NHS to save millions of pounds a year by committing to reusable and recyclable medical devices
The Department of Health and Social Care (DHSC) has published a new strategy that will radically cut the number of single-use medical devices in the NHS.
Medical technology companies are now incentivised to produce sustainable products.
The UK Government’s major crackdown on waste in the NHS claims it will save millions of pounds a year, helping to divert more resources to frontline care.
Entitled ‘Design for Life Roadmap’, the new strategy strives to significantly reduce medical device (including assistive technologies like walking aids) waste in the NHS.
According to DHSC, disposable medical devices substantially contribute to the 156,000 tonnes of clinical waste that the NHS produces every year in England alone. The roadmap paves the way to slashing this waste and maximising reuse, remanufacture, and recycling in the NHS.
Doing so will create thousands more UK jobs and help transform the country into a life sciences superpower, DHSC states. As it stands, millions of devices like walking aids and surgical instruments are thrown away after just one use.
The government will encourage more innovation to safely remanufacture a wider range of products and drive costs down, including by changing procurement rules to incentivise reusable products and rolling out examples where hospitals are already leading the way on cutting wasteful spending and practices.
Approximately £10 billion each year is spent on medical technology like this in the NHS, but too much of it is imported via vulnerable routes that risk disrupting patient care, adds DHSC.
Health and Social Care Secretary Wes Streeting said: “The NHS is broken. It is the mission of this government to get it back on its feet, and we can’t afford a single penny going to waste.
“Because the NHS deals in the billions, too often it doesn’t think about the millions. That has to change. This government inherited a £22 billion blackhole in the public finances, so we will have a laser-like focus on getting better value for taxpayers’ money.
“Every year, millions of expensive medical devices are chucked in the bin after being used just once. We are going to work closely with our medical technology industry, to eliminate waste and support homegrown medtech and equipment.”
The Design for Life programme will also achieve an NHS-wide move to sustainable alternatives, also supporting the government’s net zero goals. The roadmap sets out 30 actions to achieve this shift, including how the government will work with companies to encourage the production of more sustainable products, along with training for NHS staff on how to use them.

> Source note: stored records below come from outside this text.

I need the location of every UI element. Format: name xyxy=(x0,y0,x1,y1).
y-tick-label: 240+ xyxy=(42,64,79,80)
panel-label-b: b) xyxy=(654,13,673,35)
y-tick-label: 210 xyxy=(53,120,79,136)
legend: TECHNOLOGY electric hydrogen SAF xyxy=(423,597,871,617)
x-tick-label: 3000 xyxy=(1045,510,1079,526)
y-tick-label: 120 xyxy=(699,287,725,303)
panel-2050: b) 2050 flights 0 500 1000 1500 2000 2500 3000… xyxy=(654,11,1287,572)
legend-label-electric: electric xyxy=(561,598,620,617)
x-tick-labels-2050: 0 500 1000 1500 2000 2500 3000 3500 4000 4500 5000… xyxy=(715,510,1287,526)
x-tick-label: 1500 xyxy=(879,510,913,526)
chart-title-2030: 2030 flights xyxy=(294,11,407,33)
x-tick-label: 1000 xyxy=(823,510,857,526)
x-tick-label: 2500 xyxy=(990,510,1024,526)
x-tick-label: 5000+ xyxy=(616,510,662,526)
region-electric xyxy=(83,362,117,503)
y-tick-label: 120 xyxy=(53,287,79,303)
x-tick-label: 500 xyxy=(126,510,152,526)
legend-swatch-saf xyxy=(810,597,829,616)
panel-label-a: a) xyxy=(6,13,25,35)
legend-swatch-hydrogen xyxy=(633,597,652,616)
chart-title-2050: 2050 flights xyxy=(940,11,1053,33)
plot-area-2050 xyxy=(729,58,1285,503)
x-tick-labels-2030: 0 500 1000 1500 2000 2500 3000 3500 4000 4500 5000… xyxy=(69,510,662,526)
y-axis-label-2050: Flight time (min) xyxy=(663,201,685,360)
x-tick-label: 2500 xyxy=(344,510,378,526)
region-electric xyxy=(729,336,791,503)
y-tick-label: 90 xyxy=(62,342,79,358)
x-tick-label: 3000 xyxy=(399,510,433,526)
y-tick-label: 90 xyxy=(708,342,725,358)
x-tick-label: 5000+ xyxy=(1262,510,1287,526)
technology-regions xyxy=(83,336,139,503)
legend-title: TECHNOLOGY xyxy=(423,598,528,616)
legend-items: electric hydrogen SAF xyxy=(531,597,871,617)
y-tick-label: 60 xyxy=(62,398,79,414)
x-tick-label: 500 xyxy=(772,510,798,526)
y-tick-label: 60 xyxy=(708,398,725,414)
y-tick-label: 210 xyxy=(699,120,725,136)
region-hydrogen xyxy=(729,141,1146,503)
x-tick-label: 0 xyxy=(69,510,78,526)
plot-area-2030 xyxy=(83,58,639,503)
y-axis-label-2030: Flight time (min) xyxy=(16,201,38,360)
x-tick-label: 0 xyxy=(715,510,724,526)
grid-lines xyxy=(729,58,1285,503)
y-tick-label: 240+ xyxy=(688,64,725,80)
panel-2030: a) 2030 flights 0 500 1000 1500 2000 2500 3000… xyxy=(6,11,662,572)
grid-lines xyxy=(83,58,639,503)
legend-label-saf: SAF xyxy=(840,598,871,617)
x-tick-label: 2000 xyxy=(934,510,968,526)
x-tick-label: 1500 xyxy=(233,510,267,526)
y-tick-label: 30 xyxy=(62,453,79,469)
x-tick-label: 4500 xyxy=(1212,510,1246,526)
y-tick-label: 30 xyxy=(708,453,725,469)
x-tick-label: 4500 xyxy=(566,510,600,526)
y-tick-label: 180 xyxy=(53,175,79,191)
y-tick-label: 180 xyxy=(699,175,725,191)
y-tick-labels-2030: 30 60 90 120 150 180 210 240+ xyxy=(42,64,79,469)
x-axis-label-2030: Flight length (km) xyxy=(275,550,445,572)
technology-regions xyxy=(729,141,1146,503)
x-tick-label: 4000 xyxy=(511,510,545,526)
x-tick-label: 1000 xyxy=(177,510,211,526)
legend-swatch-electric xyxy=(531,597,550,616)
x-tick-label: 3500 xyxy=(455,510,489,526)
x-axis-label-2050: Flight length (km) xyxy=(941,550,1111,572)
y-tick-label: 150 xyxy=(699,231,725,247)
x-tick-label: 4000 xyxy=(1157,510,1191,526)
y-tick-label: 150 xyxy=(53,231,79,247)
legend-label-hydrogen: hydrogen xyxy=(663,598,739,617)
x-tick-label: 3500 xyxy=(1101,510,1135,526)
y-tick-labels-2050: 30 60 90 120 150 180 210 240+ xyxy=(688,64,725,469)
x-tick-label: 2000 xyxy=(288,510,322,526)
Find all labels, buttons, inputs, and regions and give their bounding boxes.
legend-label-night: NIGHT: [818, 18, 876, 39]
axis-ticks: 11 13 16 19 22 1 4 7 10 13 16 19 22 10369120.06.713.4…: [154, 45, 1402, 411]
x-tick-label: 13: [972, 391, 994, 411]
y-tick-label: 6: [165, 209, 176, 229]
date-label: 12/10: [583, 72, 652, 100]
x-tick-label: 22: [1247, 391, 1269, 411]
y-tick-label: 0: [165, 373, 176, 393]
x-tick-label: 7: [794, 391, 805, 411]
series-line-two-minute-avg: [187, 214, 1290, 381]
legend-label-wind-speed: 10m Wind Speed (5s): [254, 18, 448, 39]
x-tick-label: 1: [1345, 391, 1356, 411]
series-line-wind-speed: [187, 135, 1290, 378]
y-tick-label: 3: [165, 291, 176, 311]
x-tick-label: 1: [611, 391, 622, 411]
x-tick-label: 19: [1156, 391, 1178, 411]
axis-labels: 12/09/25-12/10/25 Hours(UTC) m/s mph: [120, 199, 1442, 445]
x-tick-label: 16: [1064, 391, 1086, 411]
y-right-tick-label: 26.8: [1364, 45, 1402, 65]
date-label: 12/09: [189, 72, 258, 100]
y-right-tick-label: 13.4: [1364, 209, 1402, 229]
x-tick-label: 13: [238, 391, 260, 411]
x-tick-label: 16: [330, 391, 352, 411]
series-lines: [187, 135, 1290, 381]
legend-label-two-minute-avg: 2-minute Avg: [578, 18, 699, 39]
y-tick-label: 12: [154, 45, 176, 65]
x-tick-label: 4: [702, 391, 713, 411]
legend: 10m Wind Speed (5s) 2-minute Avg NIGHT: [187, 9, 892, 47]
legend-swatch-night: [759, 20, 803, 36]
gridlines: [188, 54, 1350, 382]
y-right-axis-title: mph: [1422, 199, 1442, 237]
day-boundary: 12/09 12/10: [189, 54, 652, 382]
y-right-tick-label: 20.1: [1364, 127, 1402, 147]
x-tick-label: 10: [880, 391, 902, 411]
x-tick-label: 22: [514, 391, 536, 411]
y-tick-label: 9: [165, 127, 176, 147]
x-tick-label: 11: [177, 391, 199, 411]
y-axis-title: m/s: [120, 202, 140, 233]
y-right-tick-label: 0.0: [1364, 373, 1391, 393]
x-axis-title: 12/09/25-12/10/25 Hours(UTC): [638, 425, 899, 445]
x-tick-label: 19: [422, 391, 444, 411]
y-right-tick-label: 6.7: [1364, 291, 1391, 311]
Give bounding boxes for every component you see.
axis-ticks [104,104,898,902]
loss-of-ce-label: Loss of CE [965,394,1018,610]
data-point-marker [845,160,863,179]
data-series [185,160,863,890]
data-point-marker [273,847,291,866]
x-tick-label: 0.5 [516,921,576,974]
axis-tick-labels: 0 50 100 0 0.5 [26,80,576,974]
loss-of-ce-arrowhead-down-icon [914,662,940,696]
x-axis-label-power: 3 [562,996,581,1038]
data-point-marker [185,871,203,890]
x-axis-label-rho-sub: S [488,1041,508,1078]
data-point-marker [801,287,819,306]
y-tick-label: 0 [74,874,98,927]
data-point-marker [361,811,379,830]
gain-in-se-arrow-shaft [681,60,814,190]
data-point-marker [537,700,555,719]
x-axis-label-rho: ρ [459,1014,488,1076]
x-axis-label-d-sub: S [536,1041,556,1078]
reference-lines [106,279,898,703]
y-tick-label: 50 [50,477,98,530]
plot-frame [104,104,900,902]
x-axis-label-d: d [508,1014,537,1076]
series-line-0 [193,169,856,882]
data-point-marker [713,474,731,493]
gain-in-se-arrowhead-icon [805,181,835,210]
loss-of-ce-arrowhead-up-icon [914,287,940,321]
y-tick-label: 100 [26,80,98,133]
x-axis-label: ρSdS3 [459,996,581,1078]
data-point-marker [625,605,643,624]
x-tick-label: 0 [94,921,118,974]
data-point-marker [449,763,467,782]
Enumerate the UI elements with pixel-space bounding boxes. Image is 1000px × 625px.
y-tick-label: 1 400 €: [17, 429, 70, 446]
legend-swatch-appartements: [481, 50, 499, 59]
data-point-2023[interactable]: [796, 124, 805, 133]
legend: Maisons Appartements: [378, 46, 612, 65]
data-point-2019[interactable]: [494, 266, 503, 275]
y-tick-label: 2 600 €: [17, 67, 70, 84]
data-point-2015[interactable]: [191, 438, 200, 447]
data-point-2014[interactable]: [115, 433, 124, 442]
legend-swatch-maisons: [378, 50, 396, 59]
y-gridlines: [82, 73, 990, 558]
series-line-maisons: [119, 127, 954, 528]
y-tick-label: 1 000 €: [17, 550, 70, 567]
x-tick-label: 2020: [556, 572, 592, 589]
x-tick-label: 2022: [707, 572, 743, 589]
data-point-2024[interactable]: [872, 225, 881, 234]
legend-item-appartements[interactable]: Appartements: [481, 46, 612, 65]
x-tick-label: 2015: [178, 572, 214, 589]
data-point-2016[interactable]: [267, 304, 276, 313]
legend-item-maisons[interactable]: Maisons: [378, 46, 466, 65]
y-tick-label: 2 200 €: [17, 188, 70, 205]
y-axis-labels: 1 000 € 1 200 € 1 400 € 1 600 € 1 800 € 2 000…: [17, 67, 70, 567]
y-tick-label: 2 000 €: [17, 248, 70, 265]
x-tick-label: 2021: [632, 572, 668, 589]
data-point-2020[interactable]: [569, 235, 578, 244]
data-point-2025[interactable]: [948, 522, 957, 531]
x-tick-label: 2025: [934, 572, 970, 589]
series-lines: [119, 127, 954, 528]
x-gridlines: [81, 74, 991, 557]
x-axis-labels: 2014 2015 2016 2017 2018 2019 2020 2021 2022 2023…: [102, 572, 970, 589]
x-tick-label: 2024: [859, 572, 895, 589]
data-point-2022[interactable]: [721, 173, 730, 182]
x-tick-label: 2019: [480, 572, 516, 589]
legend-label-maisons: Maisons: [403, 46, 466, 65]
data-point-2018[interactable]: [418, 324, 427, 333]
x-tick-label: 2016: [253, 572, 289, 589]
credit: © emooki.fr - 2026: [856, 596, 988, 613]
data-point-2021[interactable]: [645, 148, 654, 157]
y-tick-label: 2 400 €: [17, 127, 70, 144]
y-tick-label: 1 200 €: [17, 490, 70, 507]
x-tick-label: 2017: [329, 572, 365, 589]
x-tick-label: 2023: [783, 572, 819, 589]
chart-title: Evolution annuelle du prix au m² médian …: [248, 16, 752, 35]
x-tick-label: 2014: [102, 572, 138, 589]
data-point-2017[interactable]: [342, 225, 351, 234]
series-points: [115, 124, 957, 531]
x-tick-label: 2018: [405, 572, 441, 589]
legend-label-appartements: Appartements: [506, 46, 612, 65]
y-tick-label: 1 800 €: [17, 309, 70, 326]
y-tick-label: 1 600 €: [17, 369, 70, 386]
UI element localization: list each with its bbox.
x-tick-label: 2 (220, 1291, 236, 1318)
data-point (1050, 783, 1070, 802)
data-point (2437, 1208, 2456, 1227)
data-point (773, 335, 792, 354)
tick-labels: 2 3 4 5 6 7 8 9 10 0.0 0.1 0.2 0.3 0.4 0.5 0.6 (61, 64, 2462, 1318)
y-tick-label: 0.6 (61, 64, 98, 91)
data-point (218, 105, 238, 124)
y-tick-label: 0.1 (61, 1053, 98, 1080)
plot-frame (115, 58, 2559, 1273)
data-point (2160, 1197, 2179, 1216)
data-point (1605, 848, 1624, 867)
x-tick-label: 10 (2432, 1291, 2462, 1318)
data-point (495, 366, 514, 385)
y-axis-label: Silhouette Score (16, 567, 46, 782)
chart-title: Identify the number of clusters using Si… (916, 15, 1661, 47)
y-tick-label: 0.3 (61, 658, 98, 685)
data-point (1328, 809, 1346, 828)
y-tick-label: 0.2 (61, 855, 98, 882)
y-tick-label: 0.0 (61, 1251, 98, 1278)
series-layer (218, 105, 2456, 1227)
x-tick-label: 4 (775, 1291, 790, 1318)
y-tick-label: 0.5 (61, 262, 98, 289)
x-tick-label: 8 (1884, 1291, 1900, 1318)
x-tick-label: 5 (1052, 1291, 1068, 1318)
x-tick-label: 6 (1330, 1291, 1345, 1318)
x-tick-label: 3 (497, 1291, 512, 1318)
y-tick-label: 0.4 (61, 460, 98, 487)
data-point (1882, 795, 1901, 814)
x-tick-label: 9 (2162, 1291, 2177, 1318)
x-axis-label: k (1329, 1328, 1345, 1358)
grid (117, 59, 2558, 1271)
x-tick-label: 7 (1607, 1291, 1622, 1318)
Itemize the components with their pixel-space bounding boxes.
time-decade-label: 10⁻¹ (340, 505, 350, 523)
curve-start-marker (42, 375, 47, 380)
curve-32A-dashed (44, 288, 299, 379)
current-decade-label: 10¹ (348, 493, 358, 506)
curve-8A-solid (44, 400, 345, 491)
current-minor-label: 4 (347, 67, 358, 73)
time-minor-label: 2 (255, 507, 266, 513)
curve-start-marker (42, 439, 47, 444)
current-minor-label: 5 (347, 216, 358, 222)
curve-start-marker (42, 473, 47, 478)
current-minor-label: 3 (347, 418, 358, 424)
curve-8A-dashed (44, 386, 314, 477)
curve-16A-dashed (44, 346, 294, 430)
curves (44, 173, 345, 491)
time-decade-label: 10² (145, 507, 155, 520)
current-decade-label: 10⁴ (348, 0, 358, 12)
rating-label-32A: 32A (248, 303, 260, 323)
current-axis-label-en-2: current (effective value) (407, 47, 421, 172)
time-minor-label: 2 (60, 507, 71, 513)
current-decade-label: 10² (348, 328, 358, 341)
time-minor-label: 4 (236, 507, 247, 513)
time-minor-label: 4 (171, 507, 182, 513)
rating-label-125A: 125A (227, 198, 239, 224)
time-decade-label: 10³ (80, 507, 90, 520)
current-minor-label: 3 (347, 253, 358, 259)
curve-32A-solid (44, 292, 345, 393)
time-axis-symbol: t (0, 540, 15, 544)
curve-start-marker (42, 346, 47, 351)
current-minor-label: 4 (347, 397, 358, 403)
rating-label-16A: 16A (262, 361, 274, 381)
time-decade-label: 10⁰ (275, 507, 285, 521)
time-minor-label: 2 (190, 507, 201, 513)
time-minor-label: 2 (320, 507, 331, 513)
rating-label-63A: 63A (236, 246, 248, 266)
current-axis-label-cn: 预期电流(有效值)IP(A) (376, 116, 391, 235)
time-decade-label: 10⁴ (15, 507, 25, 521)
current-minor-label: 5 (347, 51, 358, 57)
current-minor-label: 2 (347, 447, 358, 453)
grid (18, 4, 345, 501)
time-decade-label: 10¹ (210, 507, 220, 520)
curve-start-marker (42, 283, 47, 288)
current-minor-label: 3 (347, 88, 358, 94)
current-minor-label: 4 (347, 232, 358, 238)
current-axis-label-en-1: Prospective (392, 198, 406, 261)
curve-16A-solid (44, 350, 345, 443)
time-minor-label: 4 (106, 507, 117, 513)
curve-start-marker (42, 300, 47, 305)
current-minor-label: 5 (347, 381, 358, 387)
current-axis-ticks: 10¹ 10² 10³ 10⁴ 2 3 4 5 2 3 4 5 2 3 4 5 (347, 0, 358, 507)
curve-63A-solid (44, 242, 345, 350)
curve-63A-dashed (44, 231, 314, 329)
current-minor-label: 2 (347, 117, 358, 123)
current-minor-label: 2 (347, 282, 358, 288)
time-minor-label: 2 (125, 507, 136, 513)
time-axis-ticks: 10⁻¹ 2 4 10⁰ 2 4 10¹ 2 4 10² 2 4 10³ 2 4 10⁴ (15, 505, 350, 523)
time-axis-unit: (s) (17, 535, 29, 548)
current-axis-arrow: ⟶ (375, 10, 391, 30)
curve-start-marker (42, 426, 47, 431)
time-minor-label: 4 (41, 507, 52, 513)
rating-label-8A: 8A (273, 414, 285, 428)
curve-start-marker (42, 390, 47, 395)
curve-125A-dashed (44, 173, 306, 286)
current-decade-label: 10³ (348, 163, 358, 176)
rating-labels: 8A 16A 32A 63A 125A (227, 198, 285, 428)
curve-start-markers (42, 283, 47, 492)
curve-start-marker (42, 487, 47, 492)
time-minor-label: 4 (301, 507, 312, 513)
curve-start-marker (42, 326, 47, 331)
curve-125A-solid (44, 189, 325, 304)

Taking this approach will mean more money can be spent in the UK, driving growth and creating more engineering, life sciences, and research jobs, while securing savings for the NHS budget, DHSC underlines.
Many of these products include precious metals, such as platinum and titanium, which are in high demand but go to landfill when they could be recovered and sold. A reduction in the amount of disposed single-use devices will also reduce the country’s carbon footprint and plastic pollution.
The government will encourage industry figures to innovate by making sure benefits of reusable medical devices are part of how the NHS chooses the products it buys.
In the past, numerous local authorities have launched ‘hand it back’ campaigns to encourage people to return unused mobility equipment, so that it can be cleaned and recycled for other people to use them. For example, recently, Gloucestershire County Council launched a campaign asking residents to return any mobility equipment they are no longer using.